RIO DE JANEIRO, Brazil — An army general has been nominated to take over as head of the public body that co-ordinates planning for the 2016 Rio de Janeiro Olympics.
Brazilian President Dilma Rousseff has named Major General Fernando Azevedo e Silva to lead the Olympic Public Authority, which co-ordinates preparations for the games between Brazil’s national, state and local governments.
The announcement was made in Brazil’s official gazette, published on Tuesday.
Marcio Fortes resigned from the post in August, complaining the office had been marginalized.
The nomination, which goes to Brazil’s senate, comes a week after Brazil’s national auditing office reported more delays in organizing South America’s first Olympics.
Brazil’s Federal Court of Accounts (TCU) said only 5 per cent of a planned 1.67 billion Brazilian reals ($746 million) had been spent in a three-year period ending in 2012.
Rio organizers estimated in bid plans submitted in 2009 that 1.67 billion reals would be spent on projects by the end of 2012.
The slow start has worried International Olympic Committee inspectors, who have warned several times — including during a visit a month ago — that preparations are behind schedule.
The IOC has blamed it partly on a lack of co-operation among various levels of government.
Rio officials have also been criticized for not announcing a budget, which is expected in the next few months.
Officials have acknowledged $700 million in public money may be needed to cover a shortfall in the operating budget.
The operating budget — money to run the games and not to build infrastructure — was listed at $2.8 billion in the original bid document. That number is expected to rise to between $3.5-4 billion.

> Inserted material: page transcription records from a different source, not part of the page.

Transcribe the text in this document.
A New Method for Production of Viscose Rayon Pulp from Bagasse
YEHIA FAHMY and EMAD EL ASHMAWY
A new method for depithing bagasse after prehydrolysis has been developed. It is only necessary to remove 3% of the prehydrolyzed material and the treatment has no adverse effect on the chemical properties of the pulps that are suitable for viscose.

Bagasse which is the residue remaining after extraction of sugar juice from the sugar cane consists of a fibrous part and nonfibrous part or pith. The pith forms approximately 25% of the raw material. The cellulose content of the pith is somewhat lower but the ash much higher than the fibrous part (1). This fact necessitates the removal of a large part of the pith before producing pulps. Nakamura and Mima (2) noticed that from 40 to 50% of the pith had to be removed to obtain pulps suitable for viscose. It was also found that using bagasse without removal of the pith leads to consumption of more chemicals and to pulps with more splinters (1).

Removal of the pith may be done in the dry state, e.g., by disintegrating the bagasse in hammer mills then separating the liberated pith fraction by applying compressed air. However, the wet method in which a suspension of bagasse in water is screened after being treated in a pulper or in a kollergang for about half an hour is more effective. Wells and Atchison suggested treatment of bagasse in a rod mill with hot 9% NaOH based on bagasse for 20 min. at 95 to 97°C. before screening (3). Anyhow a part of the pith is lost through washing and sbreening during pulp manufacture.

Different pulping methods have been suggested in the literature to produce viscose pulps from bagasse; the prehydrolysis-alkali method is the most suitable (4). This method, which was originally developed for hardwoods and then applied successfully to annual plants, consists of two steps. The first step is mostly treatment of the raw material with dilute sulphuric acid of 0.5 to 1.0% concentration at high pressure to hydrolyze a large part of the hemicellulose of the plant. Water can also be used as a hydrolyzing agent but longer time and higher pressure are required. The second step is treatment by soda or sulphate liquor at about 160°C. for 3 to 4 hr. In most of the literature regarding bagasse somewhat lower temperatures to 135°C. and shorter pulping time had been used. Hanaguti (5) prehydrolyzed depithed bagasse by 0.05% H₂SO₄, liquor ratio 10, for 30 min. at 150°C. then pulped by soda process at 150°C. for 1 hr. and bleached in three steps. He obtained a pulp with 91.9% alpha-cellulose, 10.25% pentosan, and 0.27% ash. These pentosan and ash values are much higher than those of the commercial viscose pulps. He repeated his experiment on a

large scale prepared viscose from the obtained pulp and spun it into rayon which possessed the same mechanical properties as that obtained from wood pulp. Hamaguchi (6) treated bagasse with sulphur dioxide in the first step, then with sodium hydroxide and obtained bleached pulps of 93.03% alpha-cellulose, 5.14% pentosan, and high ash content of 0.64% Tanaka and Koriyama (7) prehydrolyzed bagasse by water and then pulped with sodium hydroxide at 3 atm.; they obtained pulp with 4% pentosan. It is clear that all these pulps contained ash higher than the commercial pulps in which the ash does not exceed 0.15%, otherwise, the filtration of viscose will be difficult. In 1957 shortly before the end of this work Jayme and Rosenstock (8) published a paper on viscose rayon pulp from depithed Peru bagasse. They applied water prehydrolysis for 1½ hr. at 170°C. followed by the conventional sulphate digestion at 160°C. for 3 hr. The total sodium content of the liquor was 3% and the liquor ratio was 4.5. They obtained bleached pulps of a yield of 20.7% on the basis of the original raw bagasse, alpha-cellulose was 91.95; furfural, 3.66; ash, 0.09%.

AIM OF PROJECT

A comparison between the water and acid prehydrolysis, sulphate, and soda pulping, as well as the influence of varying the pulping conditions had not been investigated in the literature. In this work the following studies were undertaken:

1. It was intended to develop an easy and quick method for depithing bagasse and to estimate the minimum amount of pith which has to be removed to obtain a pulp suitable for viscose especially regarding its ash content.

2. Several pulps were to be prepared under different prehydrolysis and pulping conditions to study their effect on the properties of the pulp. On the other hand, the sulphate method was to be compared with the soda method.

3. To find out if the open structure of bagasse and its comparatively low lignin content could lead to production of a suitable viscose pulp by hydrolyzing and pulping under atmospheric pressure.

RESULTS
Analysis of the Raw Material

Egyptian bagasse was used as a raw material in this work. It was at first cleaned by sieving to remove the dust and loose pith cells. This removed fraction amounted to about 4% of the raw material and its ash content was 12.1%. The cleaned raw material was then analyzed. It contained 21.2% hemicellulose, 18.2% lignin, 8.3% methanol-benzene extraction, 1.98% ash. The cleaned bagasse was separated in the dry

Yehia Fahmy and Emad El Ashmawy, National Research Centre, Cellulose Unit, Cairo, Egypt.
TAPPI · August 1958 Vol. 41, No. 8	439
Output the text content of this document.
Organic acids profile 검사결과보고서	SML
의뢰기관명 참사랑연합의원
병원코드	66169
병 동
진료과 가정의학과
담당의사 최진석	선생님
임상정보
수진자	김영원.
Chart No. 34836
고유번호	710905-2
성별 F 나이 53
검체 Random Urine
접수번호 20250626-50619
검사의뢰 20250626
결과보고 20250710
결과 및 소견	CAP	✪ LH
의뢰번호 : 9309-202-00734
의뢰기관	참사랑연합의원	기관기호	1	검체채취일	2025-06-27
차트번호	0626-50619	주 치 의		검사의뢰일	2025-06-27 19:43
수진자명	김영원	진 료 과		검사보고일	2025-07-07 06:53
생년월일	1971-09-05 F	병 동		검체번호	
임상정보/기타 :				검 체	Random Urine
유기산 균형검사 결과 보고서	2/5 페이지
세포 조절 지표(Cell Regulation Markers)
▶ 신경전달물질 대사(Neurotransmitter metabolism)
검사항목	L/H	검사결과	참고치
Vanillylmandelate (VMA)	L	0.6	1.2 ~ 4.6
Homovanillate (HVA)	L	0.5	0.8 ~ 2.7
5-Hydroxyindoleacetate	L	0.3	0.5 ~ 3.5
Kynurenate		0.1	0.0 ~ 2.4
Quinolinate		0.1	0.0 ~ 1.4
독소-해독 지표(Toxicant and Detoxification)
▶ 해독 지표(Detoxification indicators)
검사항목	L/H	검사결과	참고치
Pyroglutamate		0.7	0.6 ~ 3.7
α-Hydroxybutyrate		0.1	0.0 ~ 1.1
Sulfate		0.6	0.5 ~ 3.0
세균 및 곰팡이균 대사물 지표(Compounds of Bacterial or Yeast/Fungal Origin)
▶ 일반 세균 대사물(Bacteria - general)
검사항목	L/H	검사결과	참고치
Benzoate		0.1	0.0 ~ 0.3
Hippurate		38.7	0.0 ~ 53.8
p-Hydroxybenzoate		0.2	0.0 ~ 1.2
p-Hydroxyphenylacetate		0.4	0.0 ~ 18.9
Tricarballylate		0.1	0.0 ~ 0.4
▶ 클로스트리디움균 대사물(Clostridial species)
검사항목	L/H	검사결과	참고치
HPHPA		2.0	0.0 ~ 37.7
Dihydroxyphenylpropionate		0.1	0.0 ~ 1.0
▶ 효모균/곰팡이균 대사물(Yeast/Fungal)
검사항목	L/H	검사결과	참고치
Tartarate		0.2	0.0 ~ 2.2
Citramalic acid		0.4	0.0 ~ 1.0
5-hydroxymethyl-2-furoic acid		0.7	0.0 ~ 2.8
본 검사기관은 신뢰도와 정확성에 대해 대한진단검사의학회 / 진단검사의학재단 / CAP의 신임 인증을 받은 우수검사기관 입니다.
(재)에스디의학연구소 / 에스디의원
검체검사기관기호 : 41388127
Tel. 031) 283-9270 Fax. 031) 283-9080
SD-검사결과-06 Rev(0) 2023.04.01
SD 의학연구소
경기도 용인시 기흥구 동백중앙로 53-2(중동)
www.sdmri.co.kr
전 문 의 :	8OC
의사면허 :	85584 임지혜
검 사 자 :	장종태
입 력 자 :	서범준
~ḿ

The cost of the Olympics and the 2014 Brazil World Cup are under heavy scrutiny at home.
Protests in June during the Confederations Cup — a warm-up for the World Cup — focused on Brazil’s poor schools, run-down hospitals and social inequality, contrasted with multi-billions being spent on mega-sports events.
Brazil is spending about $13.3 billion of largely public money to stage the World Cup. Public spending on the Olympics is expected to equal that of the World Cup — or exceed it.